Advisors and other industry professionals are “more apt to see the first signs of cognitive decline. They’re uniquely positioned to act early, and, when they do that, they can prevent significant losses,” Gunther said. “It allows them to then contact that trusted family member or friend to get help.”

READ MORE: Older clients, newer services — why one RIA added an expert in aging

Widespread planning and professional development challenges

Other studies referenced by AARP, alongside the collection of discussion guides and instructional videos available through the hub, suggest that 84% of financial professionals have worked with a client who has dementia, even though 96% said they do not feel equipped to advise those navigating cognitive decline. 

While some firms have made notable investments in aging expertise, experts argue that a dearth of essential conversations about cognitive decline is extracting figurative and literal tolls on loved ones turned into caregivers overnight, on household finances affected by the cost of long-term care and, ultimately, on the assets of clients’ estates.

Many families struggling in those areas already have an advisor, according to Annalee Kruger, the co-founder of Plan For Life Now, an aging education firm for financial professionals that created the “elder planning specialist” course in collaboration with the Financial Planning Association, and the founder of Care Right, which advises clients on aging and long-term care. Those clients frequently tell her that their advisors “just talk about the stocks and markets” in their meetings, rather than addressing subjects like caregiving plans and dementia, she said.

“They’re missing the boat on this whole aging component,” Kruger said. “There really is a huge opportunity for them to better understand their now-aging book of business.”

Real or perceived legal and regulatory liability for fiduciaries’ recommendations to older clients may cause some advisors to refrain from touching on those topics, according to an AARP symposium with stakeholders and a subsequent study the organization released in January.

“Financial advisors are often well positioned to notice behavioral and financial changes that hint at the presence of cognitive issues. They may benefit from resources to help them decide when and how to encourage clients to see a doctor,” according to the report. “New research suggests that an earlier diagnosis of dementia may make a significant difference in preventing household wealth losses.”

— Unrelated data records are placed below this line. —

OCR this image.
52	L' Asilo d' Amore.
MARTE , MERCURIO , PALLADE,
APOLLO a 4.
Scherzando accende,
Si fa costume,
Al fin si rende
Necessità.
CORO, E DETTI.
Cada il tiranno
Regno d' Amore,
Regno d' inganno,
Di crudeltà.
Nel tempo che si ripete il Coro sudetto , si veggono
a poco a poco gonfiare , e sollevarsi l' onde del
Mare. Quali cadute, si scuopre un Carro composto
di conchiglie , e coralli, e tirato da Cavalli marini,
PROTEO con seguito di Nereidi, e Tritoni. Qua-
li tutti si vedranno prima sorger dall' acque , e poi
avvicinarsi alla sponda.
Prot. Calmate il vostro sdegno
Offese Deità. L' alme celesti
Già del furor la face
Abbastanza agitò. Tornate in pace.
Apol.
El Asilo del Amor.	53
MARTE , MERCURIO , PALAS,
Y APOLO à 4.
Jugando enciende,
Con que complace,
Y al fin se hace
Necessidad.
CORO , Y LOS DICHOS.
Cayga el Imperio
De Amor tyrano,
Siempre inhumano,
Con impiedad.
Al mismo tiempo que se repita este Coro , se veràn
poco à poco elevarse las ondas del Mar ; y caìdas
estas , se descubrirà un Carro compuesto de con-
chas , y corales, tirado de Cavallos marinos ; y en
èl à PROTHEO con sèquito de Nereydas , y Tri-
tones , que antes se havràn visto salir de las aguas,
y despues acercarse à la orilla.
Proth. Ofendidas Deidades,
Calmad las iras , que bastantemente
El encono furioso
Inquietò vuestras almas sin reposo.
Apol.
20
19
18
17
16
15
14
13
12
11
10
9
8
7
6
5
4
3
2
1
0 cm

READ MORE: 5 tips to plan for unexpected challenges of caregiving

A business and ethical imperative

Advisors make “powerful advocates” for their clients, and they “tend to have deeper relationships as well,” Gunther said. So it’s important for them to “foster ongoing, judgment-free conversations” pairing empathy with reminders that “a court or someone else who doesn’t know what you really want” could be making important decisions on the clients’ behalf at some point, if they don’t make their wishes clear in advance, she said.

“This builds trust and reduces the stigma,” Gunther said. “We also think this is good for business. It’s not just an ethical responsibility, but it’s also good business.” 

Furthermore, at a basic level, a lot of advisors “are literally shocked at how much home care costs and how much senior care costs,” because they are “woefully underbudgeting” what can amount to tens of thousands of dollars a year in medical and travel bills, Kruger said. That, in turn, puts their clients into “crisis mode” and breeds a lot of family conflicts, she said.

“Families are making all sorts of care decisions kind of willy-nilly, just because they don’t know what they don’t know,” Kruger said. “They also want to honor their parents. Usually it’s the adult kids coming to me because they are overwhelmed and burned out.”